Location
- Country: Russia
- Direction: south-north-west
- Start: Kstovo
- Passes through: Yaroslavl, Kirishi
- To: Primorsk
- Runs alongside: Baltic Pipeline System

General information
- Type: Oil products
- Operator: Transnefteproduct
- Commissioned: 2008

Technical information
- Length: 1,056 km (656 mi)
- Maximum discharge: 24.6 million tons per year

= Sever Pipeline =

Oil product pipeline in Russia

Sever pipeline (also known as Kstovo–Yaroslavl–Kirishi–Primorsk pipeline and Sever project) is an oil product pipeline in North-West Russia. It transports diesel fuel EN-590. The pipeline is owned and operated by Transnefteproduct, a subsidiary of Transneft.

==History==
The project was approved by Decree of the Russian Federation Government No. 853-p of 24 June 2002. It was officially opened on 14 May 2008 by Russia's Prime minister Vladimir Putin.

==Route==
The 1056 km long pipeline runs from Kstovo through Yaroslavl and Kirishi to Primorsk, Leningrad Oblast. It uses the same technical corridor with the Yaroslavl-Kirishi and Kirishi-Primorsk oil pipelines of the Baltic Pipeline System.

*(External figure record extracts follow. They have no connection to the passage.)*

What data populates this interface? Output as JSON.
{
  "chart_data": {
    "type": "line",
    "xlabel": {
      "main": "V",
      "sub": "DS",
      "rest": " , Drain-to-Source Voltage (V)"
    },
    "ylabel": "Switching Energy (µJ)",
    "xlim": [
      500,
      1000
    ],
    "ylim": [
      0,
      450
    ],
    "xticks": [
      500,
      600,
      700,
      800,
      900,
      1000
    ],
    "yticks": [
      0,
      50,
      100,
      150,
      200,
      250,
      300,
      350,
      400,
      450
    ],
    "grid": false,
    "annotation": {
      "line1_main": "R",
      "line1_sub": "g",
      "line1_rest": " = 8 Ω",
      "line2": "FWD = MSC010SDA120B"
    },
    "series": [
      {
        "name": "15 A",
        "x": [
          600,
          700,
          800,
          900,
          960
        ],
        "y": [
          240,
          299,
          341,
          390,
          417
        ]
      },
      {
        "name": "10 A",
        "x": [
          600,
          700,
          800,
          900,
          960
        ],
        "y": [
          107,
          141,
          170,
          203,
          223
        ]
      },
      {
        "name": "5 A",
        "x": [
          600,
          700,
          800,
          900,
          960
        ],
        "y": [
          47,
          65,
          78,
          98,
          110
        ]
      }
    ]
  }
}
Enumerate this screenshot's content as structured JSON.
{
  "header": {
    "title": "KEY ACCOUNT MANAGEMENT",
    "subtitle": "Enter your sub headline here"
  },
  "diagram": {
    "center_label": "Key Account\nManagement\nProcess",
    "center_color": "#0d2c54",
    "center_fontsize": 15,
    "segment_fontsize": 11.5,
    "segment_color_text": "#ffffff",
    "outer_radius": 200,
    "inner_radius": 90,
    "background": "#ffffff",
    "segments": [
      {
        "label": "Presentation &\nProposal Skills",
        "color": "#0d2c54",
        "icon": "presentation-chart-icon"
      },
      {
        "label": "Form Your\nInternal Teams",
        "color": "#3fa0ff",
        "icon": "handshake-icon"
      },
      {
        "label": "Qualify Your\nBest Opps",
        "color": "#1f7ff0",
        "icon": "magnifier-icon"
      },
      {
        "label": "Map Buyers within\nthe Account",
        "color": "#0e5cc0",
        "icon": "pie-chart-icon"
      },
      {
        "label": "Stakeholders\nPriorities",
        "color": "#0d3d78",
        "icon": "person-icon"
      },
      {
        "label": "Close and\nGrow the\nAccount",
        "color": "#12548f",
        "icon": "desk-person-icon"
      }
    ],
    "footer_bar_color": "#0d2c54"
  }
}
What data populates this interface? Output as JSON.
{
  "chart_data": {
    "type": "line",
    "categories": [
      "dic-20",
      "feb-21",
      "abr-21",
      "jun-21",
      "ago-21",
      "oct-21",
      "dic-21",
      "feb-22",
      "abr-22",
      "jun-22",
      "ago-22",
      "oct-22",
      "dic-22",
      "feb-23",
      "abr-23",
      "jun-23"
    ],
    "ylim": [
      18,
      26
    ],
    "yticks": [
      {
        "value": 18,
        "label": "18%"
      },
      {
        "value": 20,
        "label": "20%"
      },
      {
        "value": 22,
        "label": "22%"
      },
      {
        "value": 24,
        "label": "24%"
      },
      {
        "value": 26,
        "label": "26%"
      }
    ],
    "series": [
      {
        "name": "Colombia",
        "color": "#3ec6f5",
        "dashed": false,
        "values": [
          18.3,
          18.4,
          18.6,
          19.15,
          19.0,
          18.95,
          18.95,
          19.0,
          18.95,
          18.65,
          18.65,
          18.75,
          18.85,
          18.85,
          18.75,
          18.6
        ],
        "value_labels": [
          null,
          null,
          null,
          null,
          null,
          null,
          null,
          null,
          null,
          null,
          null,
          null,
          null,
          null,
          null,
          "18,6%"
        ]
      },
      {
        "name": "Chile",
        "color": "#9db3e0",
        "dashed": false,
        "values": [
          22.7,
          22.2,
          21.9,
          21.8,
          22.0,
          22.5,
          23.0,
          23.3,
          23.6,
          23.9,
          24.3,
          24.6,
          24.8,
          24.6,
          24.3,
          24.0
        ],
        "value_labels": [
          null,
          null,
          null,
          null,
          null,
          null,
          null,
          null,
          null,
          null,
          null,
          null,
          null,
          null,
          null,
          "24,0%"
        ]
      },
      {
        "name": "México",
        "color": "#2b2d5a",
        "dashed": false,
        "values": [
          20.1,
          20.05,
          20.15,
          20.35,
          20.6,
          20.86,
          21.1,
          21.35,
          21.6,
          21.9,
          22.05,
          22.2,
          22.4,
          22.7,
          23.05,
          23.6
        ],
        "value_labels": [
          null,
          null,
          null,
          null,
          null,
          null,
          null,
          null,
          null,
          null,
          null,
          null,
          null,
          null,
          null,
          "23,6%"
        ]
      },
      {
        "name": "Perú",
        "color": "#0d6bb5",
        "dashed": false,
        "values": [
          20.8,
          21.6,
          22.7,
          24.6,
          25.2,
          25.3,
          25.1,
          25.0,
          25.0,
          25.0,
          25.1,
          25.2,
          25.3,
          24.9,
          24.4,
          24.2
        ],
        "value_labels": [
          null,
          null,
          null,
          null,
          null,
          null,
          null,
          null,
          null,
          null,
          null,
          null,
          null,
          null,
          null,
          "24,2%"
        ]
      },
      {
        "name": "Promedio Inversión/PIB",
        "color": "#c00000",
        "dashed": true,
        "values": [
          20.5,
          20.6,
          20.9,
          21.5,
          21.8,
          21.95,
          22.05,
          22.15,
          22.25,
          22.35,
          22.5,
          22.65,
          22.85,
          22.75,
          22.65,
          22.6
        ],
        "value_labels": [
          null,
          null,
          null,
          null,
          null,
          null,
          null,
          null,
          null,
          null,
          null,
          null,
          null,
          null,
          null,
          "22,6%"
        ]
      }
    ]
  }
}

The pipeline is supplied from several refineries, including the Yaroslavl refinery, operated by TNK-BP and Gazpromneft, and from Kirishi refinery, operated by Kinef. It is connected with the Surgut-Yaroslavl-Polotsk pipeline.

==Technical features==
The diameter of the pipeline is 530 mm. The planned capacity of the pipeline and the terminal is 24.6 million tons per year. At the first stage, the capacity is 17 million tons. The pipeline includes main pumping stations in Yaroslavl and Kirishi and four other pumping stations. The tank farm in Yaroslavl has capacity of 40,000 cubic meters. The Primorsk terminal's tank farm consist of 12 vertical reservoirs with total capacity of 240,000 cubic meters (annual capacity 8.4 million tonnes) at the first stage. There are plans to double and later even triple the capacity of terminal storage. The project cost US$1.3 billion.